In my Peasant Life in Bengal I make
the peasant boy Govinda spend some hours every evening in listening to
stories told by an old man, who was called Sambhu's mother, and who was the
best story-teller in the village. On reading that passage, Captain R. C.
Temple, of the Bengal Staff Corps, son of the distinguished Indian
administrator Sir Richard Temple, wrote to me to say how interesting it
would be to get a collection of those unwritten stories which old women in
India recite to little children in the evenings, and to ask whether I could
not make such a collection.
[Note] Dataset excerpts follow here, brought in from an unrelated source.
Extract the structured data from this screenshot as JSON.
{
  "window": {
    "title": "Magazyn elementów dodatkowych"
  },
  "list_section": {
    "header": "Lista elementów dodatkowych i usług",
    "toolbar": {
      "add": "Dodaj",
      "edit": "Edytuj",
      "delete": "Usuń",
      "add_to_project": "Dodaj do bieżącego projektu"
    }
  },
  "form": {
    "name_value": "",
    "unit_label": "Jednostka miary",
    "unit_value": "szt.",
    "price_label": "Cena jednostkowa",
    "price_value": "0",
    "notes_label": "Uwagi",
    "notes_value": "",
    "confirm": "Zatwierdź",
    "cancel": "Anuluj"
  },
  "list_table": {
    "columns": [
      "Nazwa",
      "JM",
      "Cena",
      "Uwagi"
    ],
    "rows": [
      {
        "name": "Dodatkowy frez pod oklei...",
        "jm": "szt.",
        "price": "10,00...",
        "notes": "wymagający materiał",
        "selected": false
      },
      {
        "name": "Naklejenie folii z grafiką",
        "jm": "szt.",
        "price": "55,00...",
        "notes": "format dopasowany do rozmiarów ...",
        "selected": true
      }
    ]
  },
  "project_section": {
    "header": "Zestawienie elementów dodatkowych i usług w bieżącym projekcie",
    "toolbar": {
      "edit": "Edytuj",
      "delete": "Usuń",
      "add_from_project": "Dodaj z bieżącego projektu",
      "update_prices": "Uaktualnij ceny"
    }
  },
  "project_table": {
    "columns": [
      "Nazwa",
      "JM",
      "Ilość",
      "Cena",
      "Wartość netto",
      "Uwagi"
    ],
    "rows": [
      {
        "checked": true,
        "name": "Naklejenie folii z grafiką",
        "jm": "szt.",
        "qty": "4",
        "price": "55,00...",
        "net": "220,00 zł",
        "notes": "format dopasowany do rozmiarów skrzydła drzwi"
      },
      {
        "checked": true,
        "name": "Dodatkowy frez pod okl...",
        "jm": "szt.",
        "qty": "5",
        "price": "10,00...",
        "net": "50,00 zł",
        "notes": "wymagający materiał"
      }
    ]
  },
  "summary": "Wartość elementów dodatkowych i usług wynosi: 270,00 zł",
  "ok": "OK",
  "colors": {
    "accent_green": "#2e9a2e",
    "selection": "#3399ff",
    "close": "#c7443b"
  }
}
As I was no stranger to the Mahrchen of
the Brothers Grimm, to the Norse Tales so admirably told by Dasent,
to Arnason's Icelandic Stories translated by Powell, to the Highland
Stories done into English by Campbell, and to the fairy stories collected by
other writers, and as I believed that the collection suggested would be a
contribution, however slight, to that daily increasing literature of
folk-lore and comparative mythology which, like comparative philosophy,
proves that the swarthy and half-naked peasants on the banks of the Ganges
is a cousin, albeit to the hundredth remove, to the fair-skinned and
well-dressed Englishman on the banks of the Thames, I readily caught up the
idea and cast about for materials. But where was an old story-telling woman
to be got? I had myself, when a little boy, heard hundreds -- it would be no
exaggeration to say thousands -- of fairy tales from that same old woman,
Sambhu's mother -- for she was no fictitious person; she actually lived in
the flesh and bore that name; but I had nearly forgotten those stories, at
any rate they had all got confused in my head, the tail of one story being
joined to the head of another, and the head of a third to the tail of a
fourth. How I wished that poor Sambhu's mother had been alive! But she had
gone long, and her son Sambhu, too, had followed her thither. After a great
deal of search I found my Gammer Grethel -- though not half so old as the
Frau Viehmannin of Hesse-Cassel -- in the person of a Bengali Christian
woman, who, when a little girl and living in her heathen home, had heard
many stories from her old grandmother. She was a good story-teller, but her
stock was not large; and after I had heard all from her I had to look about
for fresh sources. An old Brahman told me two stories; an old barber, three;
an old servant of mine told me two; and the rest I heard from another old
Brahman. None of my authorities knew English; they all told the stories in
Bengali, and I translated them into English when I came home. I heard many
more stories than those contained in the following pages; but I rejected a
great many, as they appeared to me to contain spurious additions to the
original stories which I had heard when a boy. I have reason to believe that
the stories given in this book are a genuine sample of the old old stories
told by old Bengali women from age to age through hundred generations.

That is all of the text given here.